SpaceX aims to raise 75 billion with the IPO

SpaceX’s initial public offering is on track to become the largest stock offering ever. The company filed its S-1 prospectus with the SEC on May 20, 2026, with an expected debut on the Nasdaq on June 12, 2026 under the ticker SPCX. According to Reuters, the company founded by Elon Musk aims to raise up to 75 billion dollars by placing around 3% of the capital.

The numbers of the operation

SpaceX is targeting a valuation of at least $1.8 trillion, more than double its previous record. Saudi Aramco, the current record holder among IPOs, debuted in 2019 with a capitalization of around 1,700 billion. Leaked estimates place the range between 1,750 and 2,000 billion dollars, while Reuters indicates a price of 135 dollars per share.

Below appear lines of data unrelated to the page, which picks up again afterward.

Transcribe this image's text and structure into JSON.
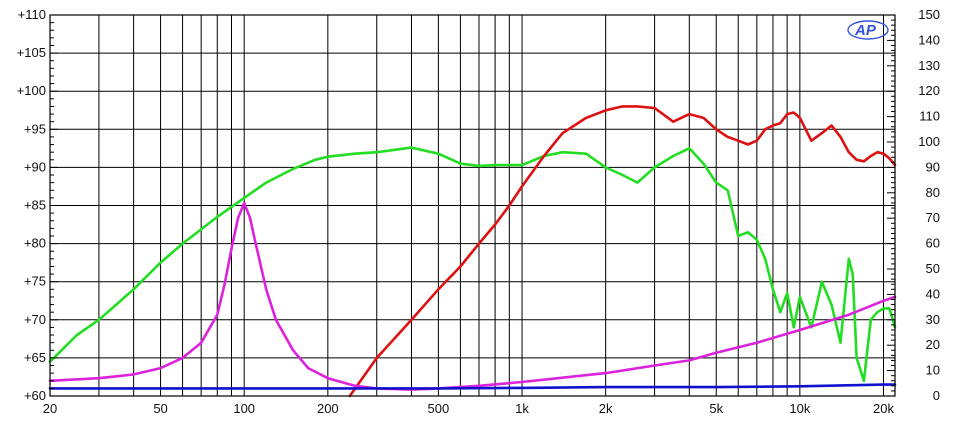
{
  "chart_data": {
    "type": "line",
    "title": "",
    "xlabel": "",
    "ylabel": "",
    "x_scale": "log",
    "xlim": [
      20,
      22000
    ],
    "ylim": [
      60,
      110
    ],
    "y2lim": [
      0,
      150
    ],
    "grid": true,
    "legend": "none",
    "logo_text": "AP",
    "x_tick_labels": [
      "20",
      "50",
      "100",
      "200",
      "500",
      "1k",
      "2k",
      "5k",
      "10k",
      "20k"
    ],
    "x_tick_values": [
      20,
      50,
      100,
      200,
      500,
      1000,
      2000,
      5000,
      10000,
      20000
    ],
    "y_tick_labels": [
      "+60",
      "+65",
      "+70",
      "+75",
      "+80",
      "+85",
      "+90",
      "+95",
      "+100",
      "+105",
      "+110"
    ],
    "y_tick_values": [
      60,
      65,
      70,
      75,
      80,
      85,
      90,
      95,
      100,
      105,
      110
    ],
    "y2_tick_labels": [
      "0",
      "10",
      "20",
      "30",
      "40",
      "50",
      "60",
      "70",
      "80",
      "90",
      "100",
      "110",
      "120",
      "130",
      "140",
      "150"
    ],
    "y2_tick_values": [
      0,
      10,
      20,
      30,
      40,
      50,
      60,
      70,
      80,
      90,
      100,
      110,
      120,
      130,
      140,
      150
    ],
    "series": [
      {
        "axis": "left",
        "color": "#22dd22",
        "x": [
          20,
          25,
          30,
          40,
          50,
          60,
          80,
          100,
          120,
          150,
          180,
          200,
          250,
          300,
          400,
          500,
          600,
          700,
          800,
          1000,
          1200,
          1400,
          1700,
          2000,
          2300,
          2600,
          3000,
          3500,
          4000,
          4500,
          5000,
          5500,
          6000,
          6500,
          7000,
          7500,
          8000,
          8500,
          9000,
          9500,
          10000,
          11000,
          12000,
          13000,
          14000,
          15000,
          15500,
          16000,
          17000,
          18000,
          19000,
          20000,
          21000,
          22000
        ],
        "y": [
          64.5,
          68,
          70,
          74,
          77.5,
          80,
          83.5,
          86,
          88,
          89.8,
          91,
          91.4,
          91.8,
          92,
          92.6,
          91.8,
          90.5,
          90.2,
          90.3,
          90.3,
          91.5,
          92,
          91.8,
          90,
          89,
          88,
          90,
          91.5,
          92.5,
          90.5,
          88,
          87,
          81,
          81.5,
          80.5,
          78,
          74,
          71,
          73.5,
          69,
          73,
          69,
          75,
          72,
          67,
          78,
          76,
          65,
          62,
          70,
          71,
          71.5,
          71.5,
          69
        ]
      },
      {
        "axis": "left",
        "color": "#dd1111",
        "x": [
          240,
          300,
          400,
          500,
          600,
          700,
          800,
          900,
          1000,
          1200,
          1400,
          1700,
          2000,
          2300,
          2600,
          3000,
          3500,
          4000,
          4500,
          5000,
          5500,
          6000,
          6500,
          7000,
          7500,
          8000,
          8500,
          9000,
          9500,
          10000,
          11000,
          12000,
          13000,
          14000,
          15000,
          16000,
          17000,
          18000,
          19000,
          20000,
          21000,
          22000
        ],
        "y": [
          60,
          65,
          70,
          74,
          77,
          80,
          82.5,
          85,
          87.5,
          91.5,
          94.5,
          96.5,
          97.5,
          98,
          98,
          97.8,
          96,
          97,
          96.5,
          95,
          94,
          93.5,
          93,
          93.5,
          95,
          95.5,
          95.8,
          97,
          97.2,
          96.5,
          93.5,
          94.5,
          95.5,
          94,
          92,
          91,
          90.8,
          91.5,
          92,
          91.8,
          91.2,
          90.3
        ]
      },
      {
        "axis": "right",
        "color": "#dd22dd",
        "x": [
          20,
          30,
          40,
          50,
          60,
          70,
          80,
          85,
          90,
          95,
          100,
          105,
          110,
          120,
          130,
          150,
          170,
          200,
          250,
          300,
          400,
          500,
          700,
          1000,
          2000,
          3000,
          4000,
          5000,
          7000,
          10000,
          15000,
          20000,
          22000
        ],
        "y": [
          6,
          7,
          8.5,
          11,
          15,
          21,
          32,
          44,
          58,
          70,
          76,
          70,
          60,
          42,
          30,
          18,
          11,
          7,
          4,
          3,
          2.5,
          3,
          4,
          5.5,
          9,
          12,
          14,
          17,
          21,
          26,
          32,
          37.5,
          39
        ]
      },
      {
        "axis": "right",
        "color": "#1111cc",
        "x": [
          20,
          100,
          500,
          1000,
          2000,
          5000,
          10000,
          20000,
          22000
        ],
        "y": [
          3,
          3,
          3,
          3.2,
          3.5,
          3.5,
          3.8,
          4.5,
          4.5
        ]
      }
    ]
  }
}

The offering is structured as all-primary: the proceeds flow to the company and not to the selling shareholders, with a possible greenshoe option that allows the placers to sell additional shares of up to 15% in the event of excess demand. The placement syndicate is led by Goldman Sachs, Morgan Stanley, BofA Securities, Citigroup and JP Morgan.

The accounts and balance sheet issues

In 2025 revenues rose to 18.67 billion dollars from 14.02 the previous year, but the group swung to a net loss of 4.94 billion compared to a profit of 791 million. Of these revenues, 11.4 billion (61%) come from Starlink.

The picture highlights a clear internal divide: in the first quarter of 2026 the connectivity segment generated an operating profit of 1.19 billion, while the group recorded a revenue of 4.69 billion and an operating loss of 1.94 billion. The new artificial intelligence area reported losses of 2.47 billion on 818 million in revenues, absorbing a decisive portion of the 10.1 billion in capex. The push on AI comes from the merger with xAI completed in February 2026; in this context Anthropic would have agreed to pay $1.25 billion per month until May 2029 for access to data center capacity connected to SpaceX.


Governance and retail placement

A dual-class share structure concentrates voting power in the hands of Musk and a small group of insiders. On the distribution front, 30% of the shares will go to small investors via Robinhood, Fidelity and Charles Schwab, a share with no recent precedent for an IPO of this size.

This is why there is no shortage of warnings. Morningstar analysts value the group at around $780 billion, half of its stock price target, highlighting governance risks and economic uncertainty in the AI ​​division. More broadly, the deal is expected to usher in a wave of mega-IPOs that, together with OpenAI and Anthropic, could add nearly $4 trillion in capitalization to public markets.